Nuestras playas son más que sol y arena

blogeditor · 13 de septiembre de 2022

Nuestras playas son más que sol y arena

Las playas son más que un destino al que todos queremos correr en vacaciones a tomar el sol, mojarnos los pies y descansar. Pareciera que las playas fueran puestas en los traspatios de hoteles como un atractivo turístico que realza la belleza de sus construcciones y dependiendo del mar en el que se encuentren también suman a su exclusividad. La verdad es que poco nos detenemos a reflexionar que nuestras playas llevan miles de años y más bien el turismo ha encontrado una belleza escénica única sumamente lucrativa para su explotación, que la mayoría de las veces es voraz y no ha mostrado esfuerzos significativos para su conservación.

Las playas son ese pequeño espacio entre el mar y la tierra. Debido a la marea y el viento, estos sitios han creado ambientes únicos para plantas y animales. Este dinamismo explica por qué algunos sitios tienen mayor o menor cantidad de arena, piedras, rocas y plantas. Las plantas en las dunas costeras funcionan como barreras que disminuyen la velocidad del viento y permiten que la arena se acumule; si las plantas en las dunas no permitieran esta acumulación nos encontraríamos con playas erosionadas en donde las casas, hoteles y todas las construcciones alrededor van cayendo ante la pérdida de suelo donde cimentarse.

Esta situación ha ocurrido numerosas veces en la joya de la corona del turismo de playa para México, el Caribe, principalmente en Cancún, en donde por una mala planeación y la deforestación de las plantas que soportan las dunas ante tormentas, la playa se ha perdido y la infraestructura turística ha tenido pérdidas millonarias.

La Procuraduría Federal del Consumidor reporta para 2019 que la llegada de turistas a centros de playa fue de más de 35 millones, de los cuales, 55.3 % fueron nacionales y 44.7 % extranjeros. Los destinos de playa con más llegadas de turistas nacionales fueron Acapulco y Puerto Escondido, mientras que para los extranjeros, la Riviera Maya, Playa de Carmen y Los Cabos. Toda esta economía está soportada por la calidad de conservación de las playas y dunas costeras de México.
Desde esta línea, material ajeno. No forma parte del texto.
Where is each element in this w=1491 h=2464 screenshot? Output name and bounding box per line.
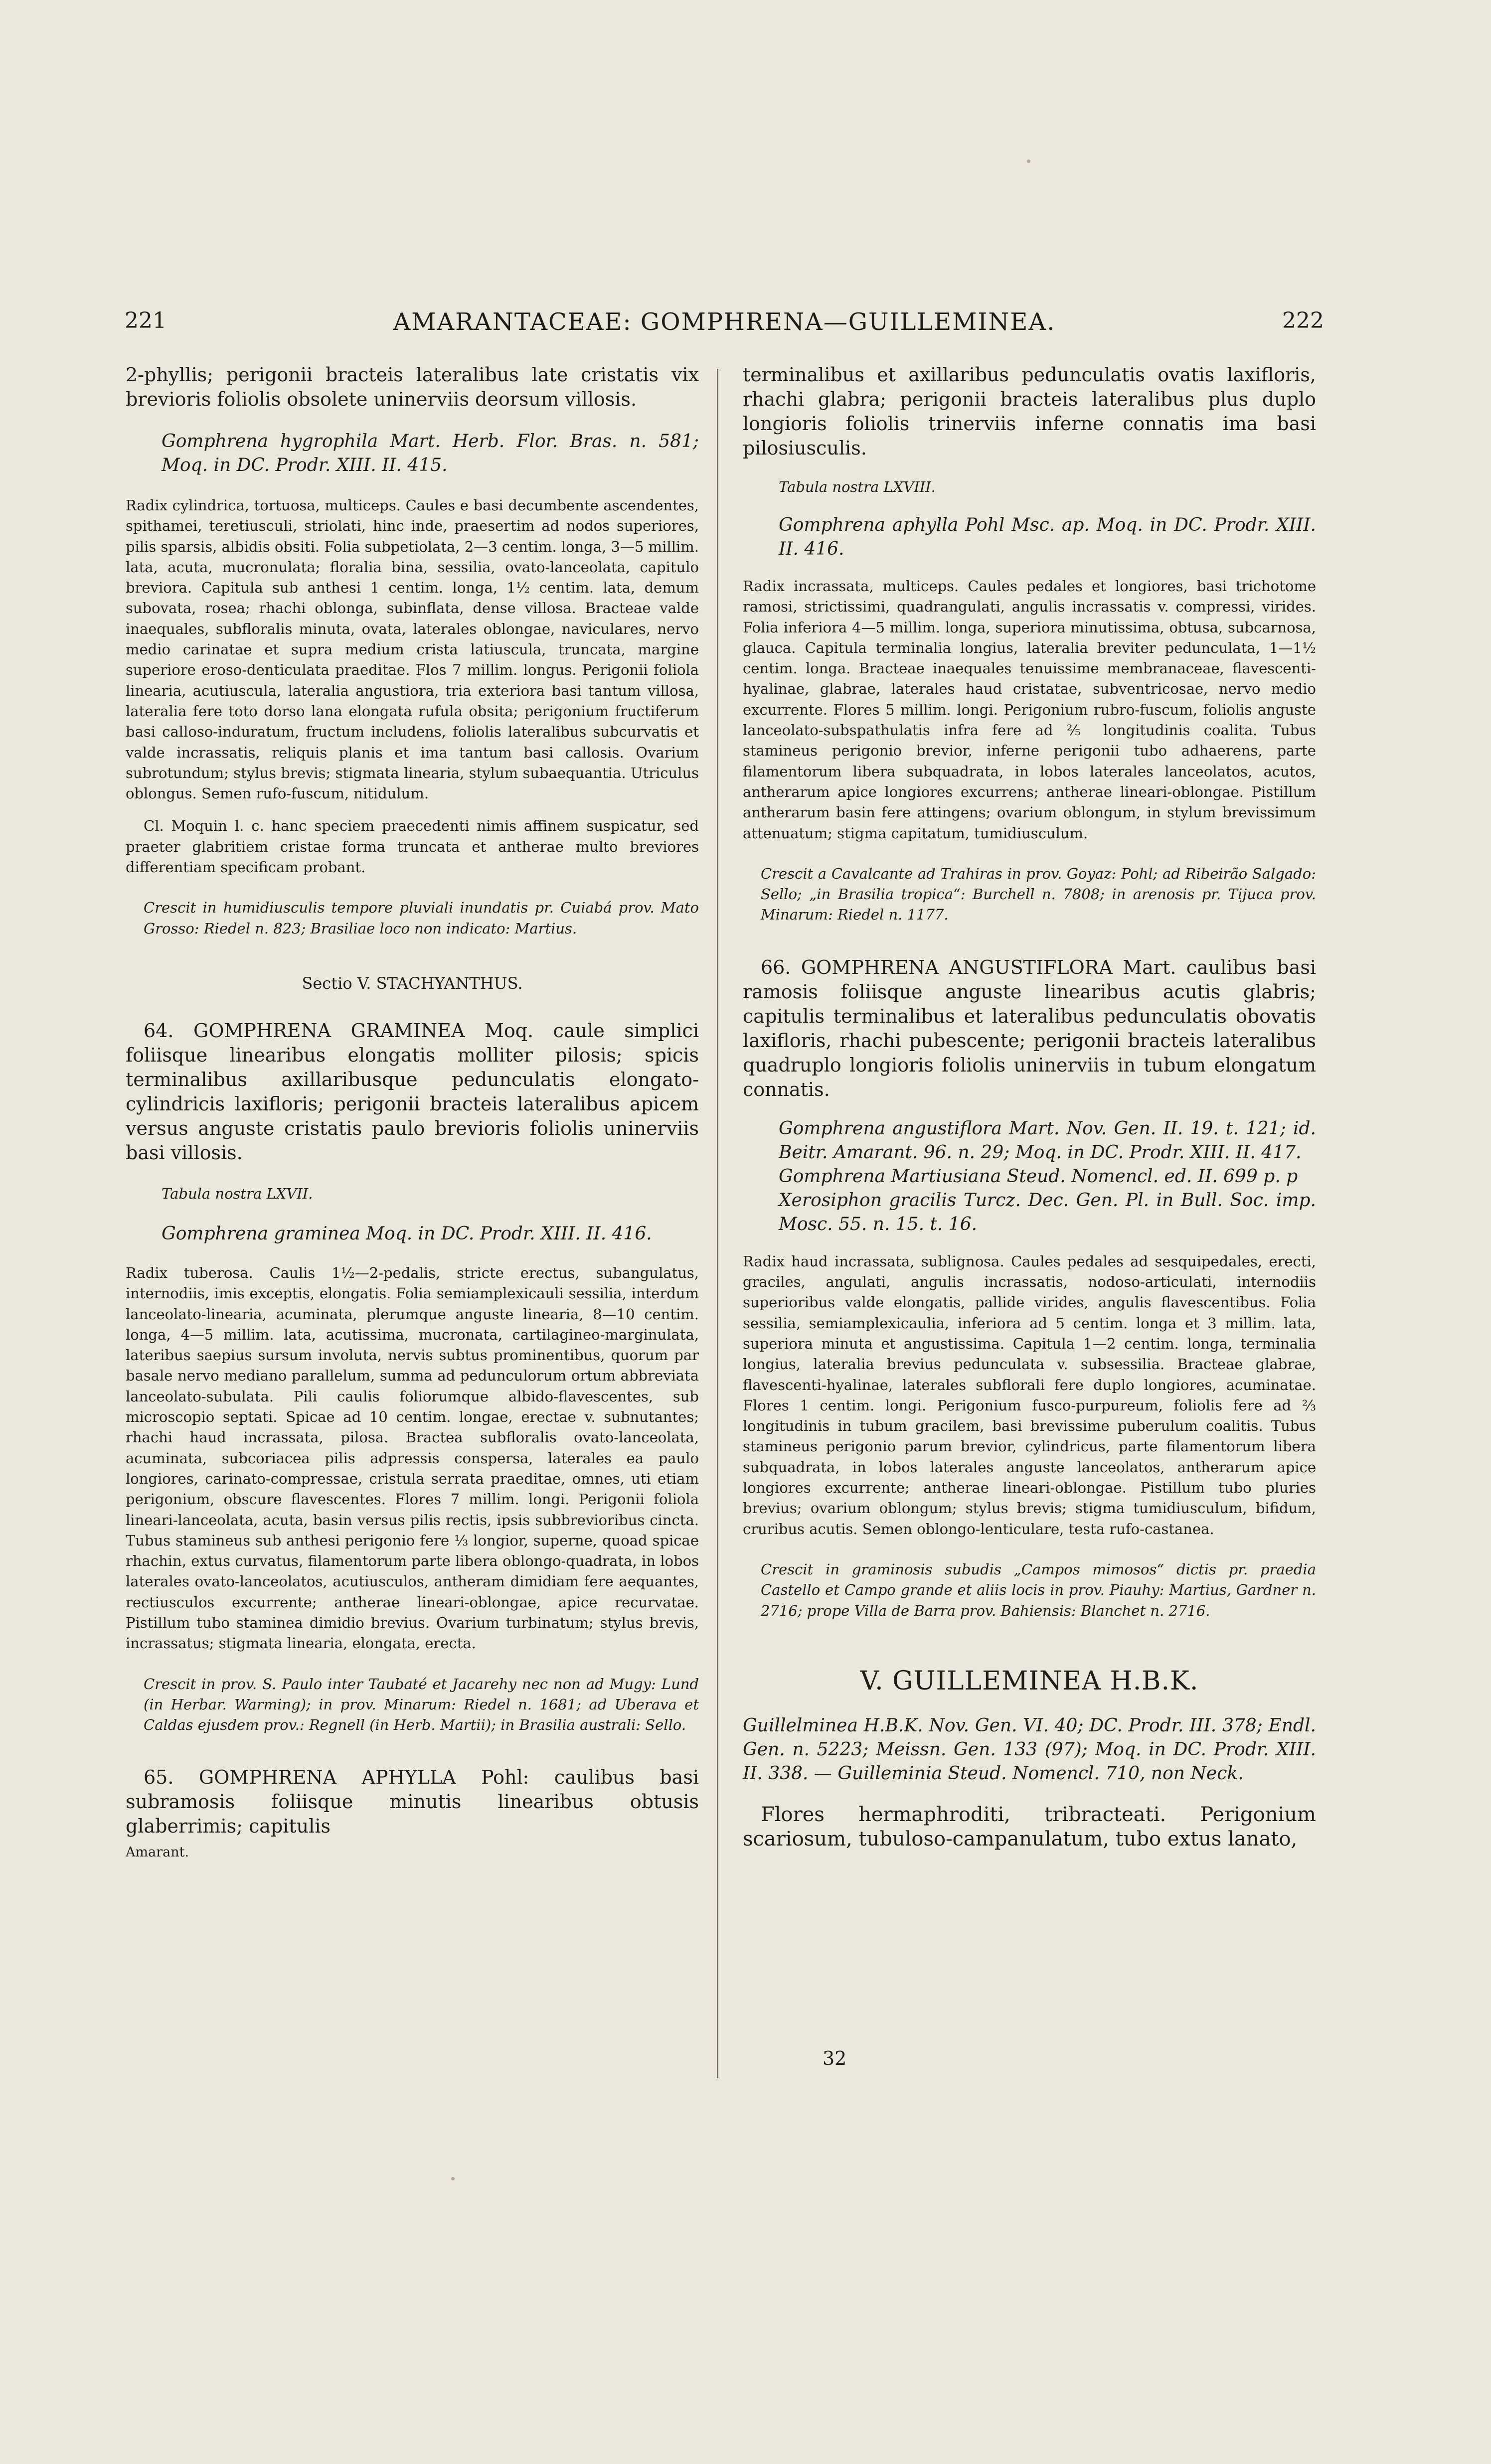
species-diagnosis-65: 65. GOMPHRENA APHYLLA Pohl: caulibus basi subramosis foliisque minutis linearibus obtusis glaberrimis; capitulis <box>126 1766 699 1838</box>
running-header <box>125 308 1324 343</box>
page-number-right: 222 <box>1282 308 1324 333</box>
paper-speck <box>451 2177 455 2180</box>
genus-description: Flores hermaphroditi, tribracteati. Perigonium scariosum, tubuloso-campanulatum, tubo extus lanato, <box>743 1803 1316 1850</box>
locality-note: Crescit in graminosis subudis „Campos mimosos“ dictis pr. praedia Castello et Campo grande et aliis locis in prov. Piauhy: Martius, Gardner n. 2716; prope Villa de Barra prov. Bahiensis: Blanchet n. 2716. <box>761 1560 1316 1619</box>
genus-heading: V. GUILLEMINEA H.B.K. <box>860 1666 1199 1696</box>
left-column <box>126 363 699 1860</box>
locality-note: Crescit in prov. S. Paulo inter Taubaté et Jacarehy nec non ad Mugy: Lund (in Herbar. Warming); in prov. Minarum: Riedel n. 1681; ad Uberava et Caldas ejusdem prov.: Regnell (in Herb. Martii); in Brasilia australi: Sello. <box>144 1675 699 1734</box>
species-diagnosis-64: 64. GOMPHRENA GRAMINEA Moq. caule simplici foliisque linearibus elongatis molliter pilosis; spicis terminalibus axillaribusque pedunculatis elongato-cylindricis laxifloris; perigonii bracteis lateralibus apicem versus anguste cristatis paulo brevioris foliolis uninerviis basi villosis. <box>126 1019 699 1164</box>
paper-speck <box>1027 159 1030 163</box>
page-number-left: 221 <box>125 308 166 333</box>
description: Radix cylindrica, tortuosa, multiceps. Caules e basi decumbente ascendentes, spithamei, teretiusculi, striolati, hinc inde, praesertim ad nodos superiores, pilis sparsis, albidis obsiti. Folia subpetiolata, 2—3 centim. longa, 3—5 millim. lata, acuta, mucronulata; floralia bina, sessilia, ovato-lanceolata, capitulo breviora. Capitula sub anthesi 1 centim. longa, 1½ centim. lata, demum subovata, rosea; rhachi oblonga, subinflata, dense villosa. Bracteae valde inaequales, subfloralis minuta, ovata, laterales oblongae, naviculares, nervo medio carinatae et supra medium crista latiuscula, truncata, margine superiore eroso-denticulata praeditae. Flos 7 millim. longus. Perigonii foliola linearia, acutiuscula, lateralia angustiora, tria exteriora basi tantum villosa, lateralia fere toto dorso lana elongata rufula obsita; perigonium fructiferum basi calloso-induratum, fructum includens, foliolis lateralibus subcurvatis et valde incrassatis, reliquis planis et ima tantum basi callosis. Ovarium subrotundum; stylus brevis; stigmata linearia, stylum subaequantia. Utriculus oblongus. Semen rufo-fuscum, nitidulum. <box>126 497 699 802</box>
locality-note: Crescit in humidiusculis tempore pluviali inundatis pr. Cuiabá prov. Mato Grosso: Riedel n. 823; Brasiliae loco non indicato: Martius. <box>144 899 699 937</box>
genus-citation: Guillelminea H.B.K. Nov. Gen. VI. 40; DC. Prodr. III. 378; Endl. Gen. n. 5223; Meissn. Gen. 133 (97); Moq. in DC. Prodr. XIII. II. 338. — Guilleminia Steud. Nomencl. 710, non Neck. <box>743 1715 1316 1784</box>
column-divider <box>717 369 718 2078</box>
description: Radix incrassata, multiceps. Caules pedales et longiores, basi trichotome ramosi, strictissimi, quadrangulati, angulis incrassatis v. compressi, virides. Folia inferiora 4—5 millim. longa, superiora minutissima, obtusa, subcarnosa, glauca. Capitula terminalia longius, lateralia breviter pedunculata, 1—1½ centim. longa. Bracteae inaequales tenuissime membranaceae, flavescenti-hyalinae, glabrae, laterales haud cristatae, subventricosae, nervo medio excurrente. Flores 5 millim. longi. Perigonium rubro-fuscum, foliolis anguste lanceolato-subspathulatis infra fere ad ⅖ longitudinis coalita. Tubus stamineus perigonio brevior, inferne perigonii tubo adhaerens, parte filamentorum libera subquadrata, in lobos laterales lanceolatos, acutos, antherarum apice longiores excurrens; antherae lineari-oblongae. Pistillum antherarum basin fere attingens; ovarium oblongum, in stylum brevissimum attenuatum; stigma capitatum, tumidiusculum. <box>743 578 1316 842</box>
citation: Gomphrena Martiusiana Steud. Nomencl. ed. II. 699 p. p <box>779 1166 1298 1187</box>
species-diagnosis-66: 66. GOMPHRENA ANGUSTIFLORA Mart. caulibus basi ramosis foliisque anguste linearibus acutis glabris; capitulis terminalibus et lateralibus pedunculatis obovatis laxifloris, rhachi pubescente; perigonii bracteis lateralibus quadruplo longioris foliolis uninerviis in tubum elongatum connatis. <box>743 956 1316 1100</box>
signature-mark: Amarant. <box>126 1845 189 1860</box>
citation: Gomphrena graminea Moq. in DC. Prodr. XIII. II. 416. <box>162 1223 652 1244</box>
description: Radix haud incrassata, sublignosa. Caules pedales ad sesquipedales, erecti, graciles, angulati, angulis incrassatis, nodoso-articulati, internodiis superioribus valde elongatis, pallide virides, angulis flavescentibus. Folia sessilia, semiamplexicaulia, inferiora ad 5 centim. longa et 3 millim. lata, superiora minuta et angustissima. Capitula 1—2 centim. longa, terminalia longius, lateralia brevius pedunculata v. subsessilia. Bracteae glabrae, flavescenti-hyalinae, laterales subflorali fere duplo longiores, acuminatae. Flores 1 centim. longi. Perigonium fusco-purpureum, foliolis fere ad ⅔ longitudinis in tubum gracilem, basi brevissime puberulum coalitis. Tubus stamineus perigonio parum brevior, cylindricus, parte filamentorum libera subquadrata, in lobos laterales anguste lanceolatos, antherarum apice longiores excurrente; antherae lineari-oblongae. Pistillum tubo pluries brevius; ovarium oblongum; stylus brevis; stigma tumidiusculum, bifidum, cruribus acutis. Semen oblongo-lenticulare, testa rufo-castanea. <box>743 1252 1316 1538</box>
citation: Gomphrena hygrophila Mart. Herb. Flor. Bras. n. 581; Moq. in DC. Prodr. XIII. II. 415. <box>162 431 699 475</box>
citation: Gomphrena aphylla Pohl Msc. ap. Moq. in DC. Prodr. XIII. II. 416. <box>779 515 1316 559</box>
right-column <box>743 363 1316 1851</box>
remark: Cl. Moquin l. c. hanc speciem praecedenti nimis affinem suspicatur, sed praeter glabritiem cristae forma truncata et antherae multo breviores differentiam specificam probant. <box>126 817 699 876</box>
footer-page-number: 32 <box>823 2047 847 2069</box>
running-title: AMARANTACEAE: GOMPHRENA—GUILLEMINEA. <box>393 308 1056 336</box>
plate-reference: Tabula nostra LXVIII. <box>779 478 936 495</box>
paragraph: terminalibus et axillaribus pedunculatis ovatis laxifloris, rhachi glabra; perigonii bracteis lateralibus plus duplo longioris foliolis trinerviis inferne connatis ima basi pilosiusculis. <box>743 364 1316 459</box>
citation: Gomphrena angustiflora Mart. Nov. Gen. II. 19. t. 121; id. Beitr. Amarant. 96. n. 29; Moq. in DC. Prodr. XIII. II. 417. <box>779 1118 1316 1163</box>
section-heading: Sectio V. STACHYANTHUS. <box>302 973 523 993</box>
locality-note: Crescit a Cavalcante ad Trahiras in prov. Goyaz: Pohl; ad Ribeirão Salgado: Sello; „in Brasilia tropica“: Burchell n. 7808; in arenosis pr. Tijuca prov. Minarum: Riedel n. 1177. <box>761 865 1316 924</box>
description: Radix tuberosa. Caulis 1½—2-pedalis, stricte erectus, subangulatus, internodiis, imis exceptis, elongatis. Folia semiamplexicauli sessilia, interdum lanceolato-linearia, acuminata, plerumque anguste linearia, 8—10 centim. longa, 4—5 millim. lata, acutissima, mucronata, cartilagineo-marginulata, lateribus saepius sursum involuta, nervis subtus prominentibus, quorum par basale nervo mediano parallelum, summa ad pedunculorum ortum abbreviata lanceolato-subulata. Pili caulis foliorumque albido-flavescentes, sub microscopio septati. Spicae ad 10 centim. longae, erectae v. subnutantes; rhachi haud incrassata, pilosa. Bractea subfloralis ovato-lanceolata, acuminata, subcoriacea pilis adpressis conspersa, laterales ea paulo longiores, carinato-compressae, cristula serrata praeditae, omnes, uti etiam perigonium, obscure flavescentes. Flores 7 millim. longi. Perigonii foliola lineari-lanceolata, acuta, basin versus pilis rectis, ipsis subbrevioribus cincta. Tubus stamineus sub anthesi perigonio fere ⅓ longior, superne, quoad spicae rhachin, extus curvatus, filamentorum parte libera oblongo-quadrata, in lobos laterales ovato-lanceolatos, acutiusculos, antheram dimidiam fere aequantes, rectiusculos excurrente; antherae lineari-oblongae, apice recurvatae. Pistillum tubo staminea dimidio brevius. Ovarium turbinatum; stylus brevis, incrassatus; stigmata linearia, elongata, erecta. <box>126 1264 699 1652</box>
plate-reference: Tabula nostra LXVII. <box>162 1185 313 1202</box>
paragraph: 2-phyllis; perigonii bracteis lateralibus late cristatis vix brevioris foliolis obsolete uninerviis deorsum villosis. <box>126 364 699 410</box>
citation: Xerosiphon gracilis Turcz. Dec. Gen. Pl. in Bull. Soc. imp. Mosc. 55. n. 15. t. 16. <box>779 1190 1316 1234</box>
Si queremos seguir pasando nuestras vacaciones tirados en la playa con atardeceres únicos, debemos exigir a nuestras autoridades que la infraestructura turística respete la dinámica de las playas y todos los organismos que ahí viven. Repensemos las playas saludables como sitios abundantes de plantas y dunas y su ausencia como una señal de deterioro. Oceana busca proteger los hábitats marinos y costeros para aprovecharlos de manera responsable.